Risk Assessment in AI Projects

How do you assess risks in AI projects? While AI- and data science-projects share risks with classical software projects, there are specific risks you should be aware of. AI projects typically fall into one of the following four risk classes, ranging from comparatively low to very high risk:

Risk Class 1 (Low Risk)

Using a Pre-Trained AI Model in its Native Domain
‌‌In this scenario, no model training and no training data is required. Nonetheless, a labeled data set of sufficient quality is needed in order to validate model quality in a principled manner. Check published accuracy metrics (substracting a safety margin) of the pre-trained model and compare these to your requirements. In contrast to implementing off-the-shelf software, risk is slightly elevated as production input data must match model training data not only structurally, but also statistically. Examples of data science projects of risk class 1 include machine translation, face recognition / face detection, or detection of person names, organization names and geographical locations in natural language (named-entity recognition).

Risk Class 2 (Medium Risk)

Transferring a Pre-Trained AI Model to a Related Domain
If no pre-trained model is available for your task, from a risk-perspective, the next best option often is to fine-tune an existing foundation model. AI-models, specifically artificial neural networks associated with deep learning, can be pre-trained on large cross-domain datasets, leading to foundation models that can then be fine-tuned to your specific domain using a smaller, domain-specific dataset. This represents an elevated risk compared to using a pre-trained model directly, as you need to supply your own training data, which needs to be of sufficient quality for the task at hand. While this training dataset can be considerably smaller than what would be needed to train a model from scratch, fine-tuning deep learning models for language or vision tasks still need thousands to tens of thousands of training examples to reach high accuracy. Typical examples of projects in this risk class include solving vision-, e.g. image classification and detection, or language-tasks, e.g. machine translation of domain-specific texts.

Risk Class 3 (High Risk)

Training an Existing AI Model-Architecture on Proprietary Data
In case no foundation model applicable to your task at hand exists, you'll need to ressort to training a model from scratch. To reduce risk, you should keep to established model architectures with a proven track record on related tasks. Judging task / model architecture-fit without extensive experimentation is still an art-form predicated on considerable experience. Moreover, training a model from scratch requires a sufficient volume of training data, and significant effort for hyperparameter-tuning, model-specific data preprocessing (e.g. outlier detection, data imputation, data augmentation, and data transformation), validation, and quality assurance. Even more severely, it is often not known from the outset whether your training data quality is sufficient to solve your task with good enough accuracy at all. For all these reasons, AI projects of this risk class should be considered research projects and be managed as such. Calculate with a duration of 3 years. There will be considerable risks of delays or project failure, especially when encountering training data quality problems. Risks will increase further if your task at hand involves less common learning paradigms (e.g. PU-learning) and reduce if you are working with well-established statistical or machine learning methods (generalized linear models, support vector machines, graphical models, Bayesian networks, decision tree ensembles, etc.) on high-quality structured data. Risk mitigation measures should include data quality analyses and feasibility analyses (proof of value).

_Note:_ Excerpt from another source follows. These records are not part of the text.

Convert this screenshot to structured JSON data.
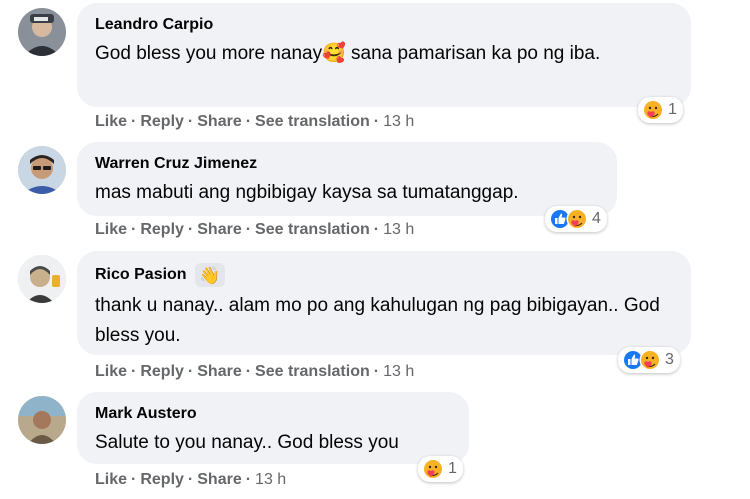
{
  "comments": [
    {
      "name": "Leandro Carpio",
      "text": "God bless you more nanay🥰 sana pamarisan ka po ng iba.",
      "reaction_count": "1",
      "reaction_icons": [
        "care-emoji-icon"
      ],
      "actions": {
        "like": "Like",
        "reply": "Reply",
        "share": "Share",
        "translate": "See translation",
        "time": "13 h"
      }
    },
    {
      "name": "Warren Cruz Jimenez",
      "text": "mas mabuti ang ngbibigay kaysa sa tumatanggap.",
      "reaction_count": "4",
      "reaction_icons": [
        "like-icon",
        "care-emoji-icon"
      ],
      "actions": {
        "like": "Like",
        "reply": "Reply",
        "share": "Share",
        "translate": "See translation",
        "time": "13 h"
      }
    },
    {
      "name": "Rico Pasion",
      "badge": "👋",
      "text": "thank u nanay.. alam mo po ang kahulugan ng pag bibigayan.. God bless you.",
      "reaction_count": "3",
      "reaction_icons": [
        "like-icon",
        "care-emoji-icon"
      ],
      "actions": {
        "like": "Like",
        "reply": "Reply",
        "share": "Share",
        "translate": "See translation",
        "time": "13 h"
      }
    },
    {
      "name": "Mark Austero",
      "text": "Salute to you nanay.. God bless you",
      "reaction_count": "1",
      "reaction_icons": [
        "care-emoji-icon"
      ],
      "actions": {
        "like": "Like",
        "reply": "Reply",
        "share": "Share",
        "time": "13 h"
      }
    }
  ],
  "separator": "·",
  "colors": {
    "bubble": "#f0f2f5",
    "secondary_text": "#65676b",
    "like_blue": "#1877f2",
    "care_yellow": "#f7b125"
  }
}
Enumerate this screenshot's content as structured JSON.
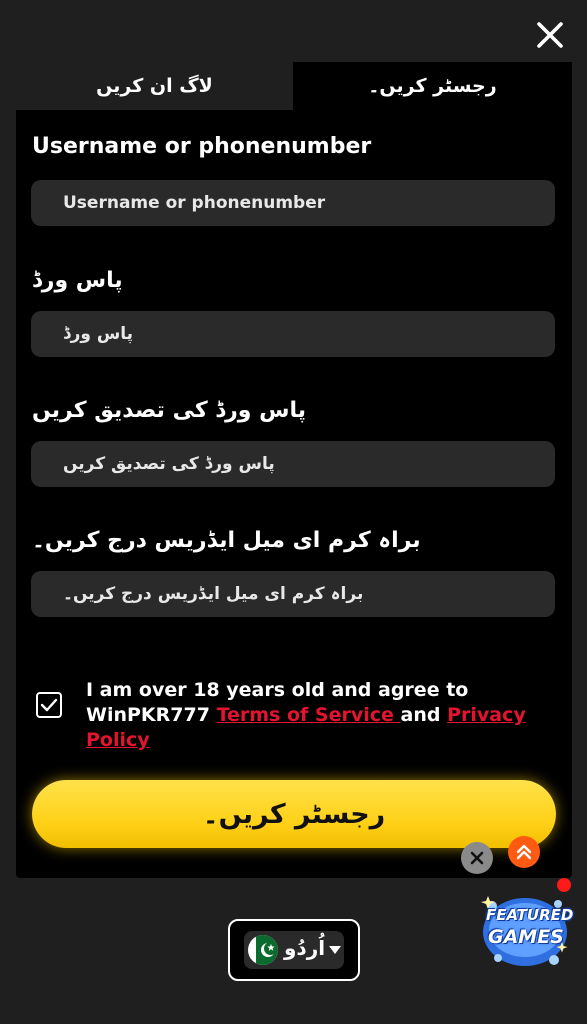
{
  "close_label": "×",
  "tabs": {
    "login": "لاگ ان کریں",
    "register": "رجسٹر کریں۔"
  },
  "form": {
    "username": {
      "label": "Username or phonenumber",
      "placeholder": "Username or phonenumber"
    },
    "password": {
      "label": "پاس ورڈ",
      "placeholder": "پاس ورڈ"
    },
    "confirm_password": {
      "label": "پاس ورڈ کی تصدیق کریں",
      "placeholder": "پاس ورڈ کی تصدیق کریں"
    },
    "email": {
      "label": "براہ کرم ای میل ایڈریس درج کریں۔",
      "placeholder": "براہ کرم ای میل ایڈریس درج کریں۔"
    }
  },
  "agreement": {
    "checked": true,
    "text_1": "I am over 18 years old and agree to WinPKR777 ",
    "terms_link": "Terms of Service ",
    "text_2": "and ",
    "privacy_link": "Privacy Policy"
  },
  "submit_label": "رجسٹر کریں۔",
  "featured": {
    "line1": "FEATURED",
    "line2": "GAMES"
  },
  "language": {
    "selected": "اُردُو",
    "flag": "pakistan-flag-icon"
  },
  "colors": {
    "accent_yellow": "#ffd21a",
    "link_red": "#e4132f",
    "scroll_orange": "#ff5a12",
    "background": "#1f1f1f",
    "panel": "#000000"
  }
}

Risk Class 4 (Very High Risk)

Custom Development of a Application-Specific AI Model-Architecture
If your task is cannot be solved by an established model architecture, you will need to establish a research and development project of often considerable complexity, scale, and risk. If successful, the result can be intellectual property of very high value, especially if based on proprietary training data. Application-specific model architectures are somewhat common in deep learning, as models are build from composable submodules. Development of custom model architecture using the framework of inferential statistics or graphical models (including Bayesian networks) is common and useful if your team has the required specialized expertise. Though, from a risk perspective, developing custom AI model-architectures should by a measure of last ressort. You should calculate with a research project duration of 3 to 5 years and with considerable risk. Highly specialized knowledge in machine learning or statistics will be required. Examples for AI projects in this risk class include protein structure prediction or custom robotics.

Conclusions

Commercial AI vendors will often downplay project risks, be it from ignorance or malice. This phenomenon seems to be especially prevalent with vendors of AI-based off-the-shelf software for overly broad yet concrete-sounding application areas like "fraud detection", "predictive maintenance" or "anomaly detection". Be wary of the fact that a presumed class 1 project may very well turn into a failed class 3 project if your use case does not exactly match the vendor's reference!